The aim of most reverb plug-ins is to emulate something else, whether that be the sound of a real acoustic space, a vintage digital reverb, or a mechanical device such as a plate or spring. That's not the case with Comet, which is very much its own thing, and is intended as a means of enhancing sources within a mix without necessarily being reminiscent of anything else. It's available on Mac OS and Windows in VST, AU and AAX formats, and authorised using a simple licence key file.
Polyverse Music say that the algorithm behind Comet is quite different from that used by any existing reverb, but the parameters it presents to the user are mostly familiar. The effect is still conceived in terms of an acoustic space, even if it's not one you'd ever encounter in real life, so there are controls for room Size and Decay time, plus Color and Hi and Lo Damp settings, which shape the tone of the reverb tail. There's a straightforward pre-delay, which can be set in milliseconds or musical time intervals either side of the zero position, and two other sliders labelled Diffuse and Detune. Comet also comes with a large library of evocatively named presets, five of which can be loaded into slots at the bottom of the window. You can then morph between these at a rate determined by the Glide control.
If there's one thing that Comet does particularly well, to my mind, it's very bright reverbs.
A quick browse through these presets is enough to reveal that despite its limited control set, Comet is capable of producing a very wide range of sounds. As its makers would freely admit, these don't extend to transparent imitations of real halls or rooms; and the wide range of the controls means that artifacts can become audible at extreme settings, especially when Size is turned right down. In use, however, this didn't really bother me, as those extreme settings are fairly well into special-effect territory anyway. The key parameter in many patches is the slightly mysterious Detune control. At zero, things can sound metallic or obviously cyclical; turn it up, and you introduce a richness and density to the sound that is quite distinctive.
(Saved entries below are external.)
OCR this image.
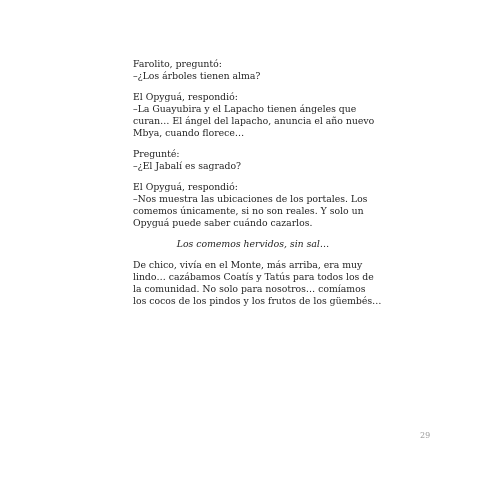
Farolito, preguntó:
–¿Los árboles tienen alma?
El Opyguá, respondió:
–La Guayubira y el Lapacho tienen ángeles que
curan… El ángel del lapacho, anuncia el año nuevo
Mbya, cuando florece…
Pregunté:
–¿El Jabalí es sagrado?
El Opyguá, respondió:
–Nos muestra las ubicaciones de los portales. Los
comemos únicamente, si no son reales. Y solo un
Opyguá puede saber cuándo cazarlos.
Los comemos hervidos, sin sal…
De chico, vivía en el Monte, más arriba, era muy
lindo… cazábamos Coatís y Tatús para todos los de
la comunidad. No solo para nosotros… comíamos
los cocos de los pindos y los frutos de los güembés…
29
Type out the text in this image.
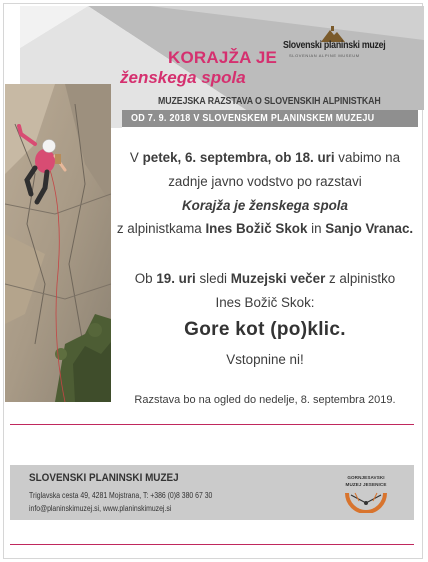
KORAJŽA JE
ženskega spola
MUZEJSKA RAZSTAVA O SLOVENSKIH ALPINISTKAH
OD 7. 9. 2018 V SLOVENSKEM PLANINSKEM MUZEJU
Slovenski planinski muzej
SLOVENIAN ALPINE MUSEUM
V petek, 6. septembra, ob 18. uri vabimo na
zadnje javno vodstvo po razstavi
Korajža je ženskega spola
z alpinistkama Ines Božič Skok in Sanjo Vranac.
Ob 19. uri sledi Muzejski večer z alpinistko
Ines Božič Skok:
Gore kot (po)klic.
Vstopnine ni!
Razstava bo na ogled do nedelje, 8. septembra 2019.
SLOVENSKI PLANINSKI MUZEJ
Triglavska cesta 49, 4281 Mojstrana, T: +386 (0)8 380 67 30
info@planinskimuzej.si, www.planinskimuzej.si
GORNJESAVSKI
MUZEJ JESENICE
From thick, short 'verbs for reinforcing a snare to infinite patches that can be sampled and turned into pads, there's a lot on offer here, and the simplicity of the interface means no sound is more than a few clicks away. If there's one thing that Comet does particularly well, to my mind, it's very bright reverbs. I'm not usually a great user of steamy, sizzly patches with a ton of undamped top end, as they tend to stick out of the mix and exaggerate sibilance, but there's something very individual and pleasing about the way Comet sounds with the Color turned way up and the Hi Damp left close to zero. It's almost like adding an enhancer or 'air' EQ to the source rather than a conventional ambience.
You probably wouldn't want Comet to be your only reverb, then, and if your bread and butter is orchestral or film-score work then its usefulness will probably be quite limited. For rock, pop and electronic music, however, it's a really valuable complement to more conventional algorithmic reverbs, both for its distinctive sound and for the speed with which you can dial in different sounds.